Corporate or brand reputation is often at the heart of a sound public relations strategy. And the companies who enjoy the best corporate reputations are typically those who make a commitment to social responsibility. The reasons are many: a strong reputation can help an organization differentiate its products and services, attract talent, and even mitigate risk.
A study by Reputation Institute found that 40% of our willingness to buy, recommend, or work for a given company is based on our perception of its products, while 60% is influenced by perception of the company itself. RI ranked major organizations by their reputations for behaving as responsible corporate citizens in 2013, and four companies – Microsoft, The Walt Disney Company, Google and BMW– tied for the top spot.
Great CSR can work for smaller companies, too
But what about a more typical organization? How do corporations who aren’t necessarily globally recognized brands with deep pockets adopt CSR principles and make them work on a smaller scale? Here are some guidelines to developing the right CSR strategy for an enterprise that’s not on the Fortune 100 list.
Look for the right strategic fit. Sometimes a company chief executive has a pet project or charity and it morphs into the corporate philanthropic or community service campaign. But this isn’t always the most strategic way to approach CSR. The best social responsibility campaigns are intuitive to the companies or groups who undertake them. It’s best to start with a review of corporate values and focus in on what meshes. Stonyfield Yogurt promoting organic farming through its “Have A Cow” makes intuitive sense. KFC supporting the Komen Foundation? Maybe not.
Make it ownable. You can grow into the ownership, but the ideal CSR program isn’t a cookie-cutter commitment that just about any other company could embrace.

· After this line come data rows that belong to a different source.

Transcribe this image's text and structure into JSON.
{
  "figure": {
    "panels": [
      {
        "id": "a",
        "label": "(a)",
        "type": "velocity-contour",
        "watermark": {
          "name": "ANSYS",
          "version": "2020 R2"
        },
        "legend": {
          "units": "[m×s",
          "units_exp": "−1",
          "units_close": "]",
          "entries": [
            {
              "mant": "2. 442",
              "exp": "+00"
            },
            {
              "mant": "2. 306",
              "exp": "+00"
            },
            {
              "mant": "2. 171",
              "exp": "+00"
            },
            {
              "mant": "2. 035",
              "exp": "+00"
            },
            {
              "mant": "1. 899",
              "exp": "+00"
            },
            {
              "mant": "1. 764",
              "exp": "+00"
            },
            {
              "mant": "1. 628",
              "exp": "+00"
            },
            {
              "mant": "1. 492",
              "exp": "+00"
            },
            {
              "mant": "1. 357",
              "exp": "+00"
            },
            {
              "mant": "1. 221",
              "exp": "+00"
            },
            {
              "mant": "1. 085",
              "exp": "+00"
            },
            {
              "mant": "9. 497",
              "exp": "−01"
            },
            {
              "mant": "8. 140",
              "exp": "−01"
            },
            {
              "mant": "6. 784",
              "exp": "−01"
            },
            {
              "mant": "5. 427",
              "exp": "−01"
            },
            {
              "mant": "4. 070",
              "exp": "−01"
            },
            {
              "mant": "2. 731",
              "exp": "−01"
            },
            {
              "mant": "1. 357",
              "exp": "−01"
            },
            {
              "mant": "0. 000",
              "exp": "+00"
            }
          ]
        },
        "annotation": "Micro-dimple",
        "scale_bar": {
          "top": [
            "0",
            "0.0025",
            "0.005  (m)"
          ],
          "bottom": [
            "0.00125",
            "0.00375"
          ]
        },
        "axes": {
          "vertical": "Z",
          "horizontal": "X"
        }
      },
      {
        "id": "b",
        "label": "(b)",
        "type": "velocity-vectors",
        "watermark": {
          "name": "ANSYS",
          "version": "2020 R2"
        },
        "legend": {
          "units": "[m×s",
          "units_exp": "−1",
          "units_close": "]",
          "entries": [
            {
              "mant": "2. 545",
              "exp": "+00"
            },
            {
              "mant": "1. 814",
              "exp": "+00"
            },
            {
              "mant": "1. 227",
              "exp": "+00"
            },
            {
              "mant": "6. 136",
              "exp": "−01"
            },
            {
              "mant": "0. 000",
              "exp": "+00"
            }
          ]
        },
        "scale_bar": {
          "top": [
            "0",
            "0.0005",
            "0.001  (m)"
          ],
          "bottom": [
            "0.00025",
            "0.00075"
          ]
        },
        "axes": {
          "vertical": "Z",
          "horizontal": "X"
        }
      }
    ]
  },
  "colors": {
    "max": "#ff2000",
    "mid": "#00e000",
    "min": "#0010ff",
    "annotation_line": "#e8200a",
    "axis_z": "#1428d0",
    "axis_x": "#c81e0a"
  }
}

That’s why relationships of large multifaceted not-for-profits like United Way or American Red Cross usually need to carve out a specific component, like disaster assistance for homeless families, or support for budget-strapped public schools.
Get horizontal buy-in. A CSR program will be more enduring and more potent if it resides throughout the organization, not just in the corporate communications division. Beyond PR and marketing, Human Resources should own a piece of the action. Microsoft describes its social responsibility commitment as a “horizontal” one instead of a series of siloed activities. In fact, Microsoft’s Dan Bross explains that it has the added benefits of helping to break down walls inside the company.
Start small. A CSR campaign can die from ambition. It’s often a good idea to pilot a program in a local market or to negotiate a smaller sponsorship with a not-for-profit partner that can grow over time before rolling out a fully national campaign.
Focus on the long term. It typically takes years for a social or community commitment to fully penetrate key constituencies and become linked with the corporation in the customer or stakeholder’s mind, so a flavor-of-the-week strategy is usually not very successful. The strongest campaigns unfold naturally and organically, but with some help from good PR practices.